Este é apenas um cenário possível. De acordo com o autor Katsuki Sekida, em seu excelente livro 'Treinamento Zen' , uma jovem mulher, séria e experiente na prática de meditação, estava participando de uma reunião do grupo Zen em Honolulu há alguns anos atrás. Depois de uma reunião com a professora, quando estava sozinha em um jardim, ela tirou o lenço para o nariz, e a sua existência foi de repente abalada por um choque agudo … "A cortina de sua mente caiu e a cena mudou" . O mundo à sua frente era o mesmo velho mundo, mas parecia bastante diferente. Ela ficou muda de espanto, então sentiu um surgimento emocional, uma explosão de grande prazer. Tudo no jardim – árvores, grama, flores de cores vivas, rocha vulcânica e a areia branca adjacente -, mantendo a forma e a cor originais, tudo parecia maravilhosamente fresco e novo.

Nos círculos zen, essa experiência é conhecida como 'kensho' . Até que isso ocorra, a pessoa e o mundo estão separados e estranhos um para o outro. Depois, no entanto, existe uma comunhão gratuita. A pessoa está harmoniosamente unida ao mundo. É atingido um marco vital do desenvolvimento espiritual, pelo qual o ego cotidiano é igualmente re-unido com o eu verdadeiro e "espiritual".
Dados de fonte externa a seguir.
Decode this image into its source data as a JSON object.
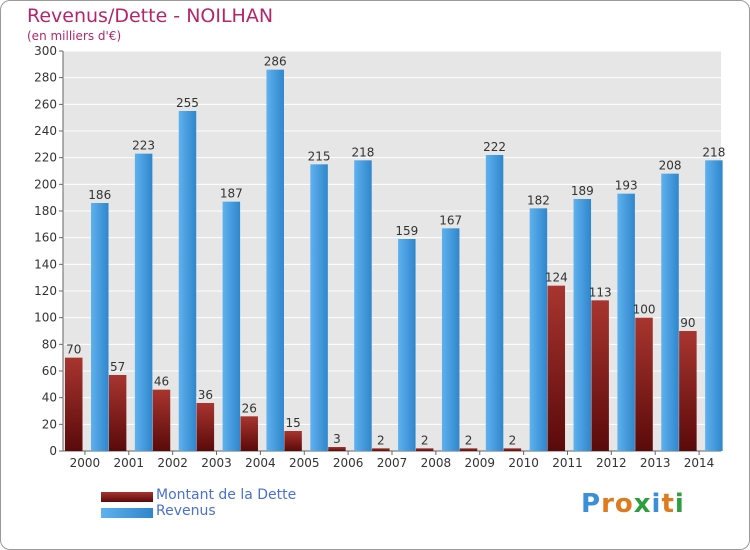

Os enigmas parecidos com Koan ocorrem através das escrituras de muitas religiões. Moisés vê um mato que está ardendo sem ser consumido pelo fogo (Êxodo 3: 2). Uma virgem concebe no seu ventre e tem um filho (Lucas 1:31). Eles também surgem frequentemente em muitos ramos da ciência. Quem, por exemplo, exceto Einstein, teria pensado que a energia e a matéria, embora obviamente diferentes, também eram as mesmas e inter-conversíveis?

Se você é um pensador principalmente lógico, por que não investigar o Zen? Pode ser muito útil.

Copyright Larry Culliford

Além de 'The Psychology of Spirituality', os livros de Larry incluem 'Love, Healing & Happiness' e (como Patrick Whiteside) 'The Little Book of Happiness' e 'Happiness: The 30 Day Guide'.